|
|
|
|
|
by dumbfoundded
2741 days ago
|
|
Hi! Thanks for sharing and I have a few questions. - How does your WER compare to other engines? https://medium.com/descript/which-automatic-transcription-se... - How do you gather data? - Where do you see your long-term differentiation? Is it the features you build on top of other engines or is it the engine itself?

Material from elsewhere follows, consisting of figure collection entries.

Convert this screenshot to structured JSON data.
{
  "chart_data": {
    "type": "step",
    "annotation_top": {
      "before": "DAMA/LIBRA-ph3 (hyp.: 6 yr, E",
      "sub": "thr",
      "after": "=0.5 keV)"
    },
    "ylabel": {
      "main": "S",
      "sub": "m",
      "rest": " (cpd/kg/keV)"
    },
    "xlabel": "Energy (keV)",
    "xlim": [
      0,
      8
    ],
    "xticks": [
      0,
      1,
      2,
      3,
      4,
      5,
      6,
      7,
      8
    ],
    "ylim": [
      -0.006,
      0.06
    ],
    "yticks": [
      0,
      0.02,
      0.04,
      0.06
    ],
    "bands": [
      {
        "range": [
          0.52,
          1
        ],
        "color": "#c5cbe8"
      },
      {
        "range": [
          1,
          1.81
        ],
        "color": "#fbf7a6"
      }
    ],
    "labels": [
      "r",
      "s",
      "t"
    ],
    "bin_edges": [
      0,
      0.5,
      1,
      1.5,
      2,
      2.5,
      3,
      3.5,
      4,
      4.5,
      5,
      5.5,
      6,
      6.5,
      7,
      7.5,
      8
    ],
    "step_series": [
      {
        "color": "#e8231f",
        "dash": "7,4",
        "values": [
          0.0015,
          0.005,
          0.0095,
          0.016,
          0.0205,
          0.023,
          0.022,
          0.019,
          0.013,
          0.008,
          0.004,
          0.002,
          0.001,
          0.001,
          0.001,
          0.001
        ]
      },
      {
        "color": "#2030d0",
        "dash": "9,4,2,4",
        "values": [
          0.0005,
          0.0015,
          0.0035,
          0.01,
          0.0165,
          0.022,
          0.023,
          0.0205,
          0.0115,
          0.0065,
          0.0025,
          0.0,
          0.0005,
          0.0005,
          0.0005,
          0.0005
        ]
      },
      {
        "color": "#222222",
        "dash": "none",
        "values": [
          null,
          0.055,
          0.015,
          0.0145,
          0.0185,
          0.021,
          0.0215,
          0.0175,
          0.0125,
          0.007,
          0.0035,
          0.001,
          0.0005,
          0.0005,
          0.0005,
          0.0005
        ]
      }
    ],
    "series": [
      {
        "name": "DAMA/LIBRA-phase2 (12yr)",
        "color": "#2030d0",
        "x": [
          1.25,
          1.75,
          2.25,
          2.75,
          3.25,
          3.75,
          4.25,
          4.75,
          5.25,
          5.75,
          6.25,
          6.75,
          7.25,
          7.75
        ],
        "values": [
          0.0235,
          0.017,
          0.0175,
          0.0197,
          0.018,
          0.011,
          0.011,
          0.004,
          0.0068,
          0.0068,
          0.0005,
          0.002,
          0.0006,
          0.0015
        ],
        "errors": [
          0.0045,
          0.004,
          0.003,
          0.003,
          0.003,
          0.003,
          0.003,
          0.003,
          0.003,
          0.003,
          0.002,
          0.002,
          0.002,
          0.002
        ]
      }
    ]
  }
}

Disclaimer: I led engineering for temi.com (a competitor of your's) but am no longer affiliated with it. |
|
There's ~4 types of audio:
Phone call - close microphone - conversational - low bandwidth audio - two way conversation - more industry specific terminology
Meetings - 2-5 people - conversational - far away mic - better bandwidth audio - more industry specific terminology
Broadcast - usually good diction - close mic - good bandwidth audio - more general terminology
Command&Control (saying to your phone: "go to <this address>") - close mic or array or mics far away - short audio chunks, 2-10 seconds - spoken in a way that makes it easier to recognize (learned behavior) - usually a lot of widely known named entities are said
In that full aggregated line up I bet we'd be in the 22-24% WER pack. That'd mostly be because we focus only on phone calls and meetings. We don't try to improve command&control/broadcast/podcast type yet. Broadcast because it's perceived as lower value (so customers tend not to pay for good recognition for it [we do train models to make them better for specific customers/verticals(usually a reduction of errors by 20-40%), but the buyer has to have a budget for it for now, but there are ways to make it cheaper in the long term]), command and control because you have to have a fleet of devices out in the field collecting data and driving use cases and we don't have customers there yet.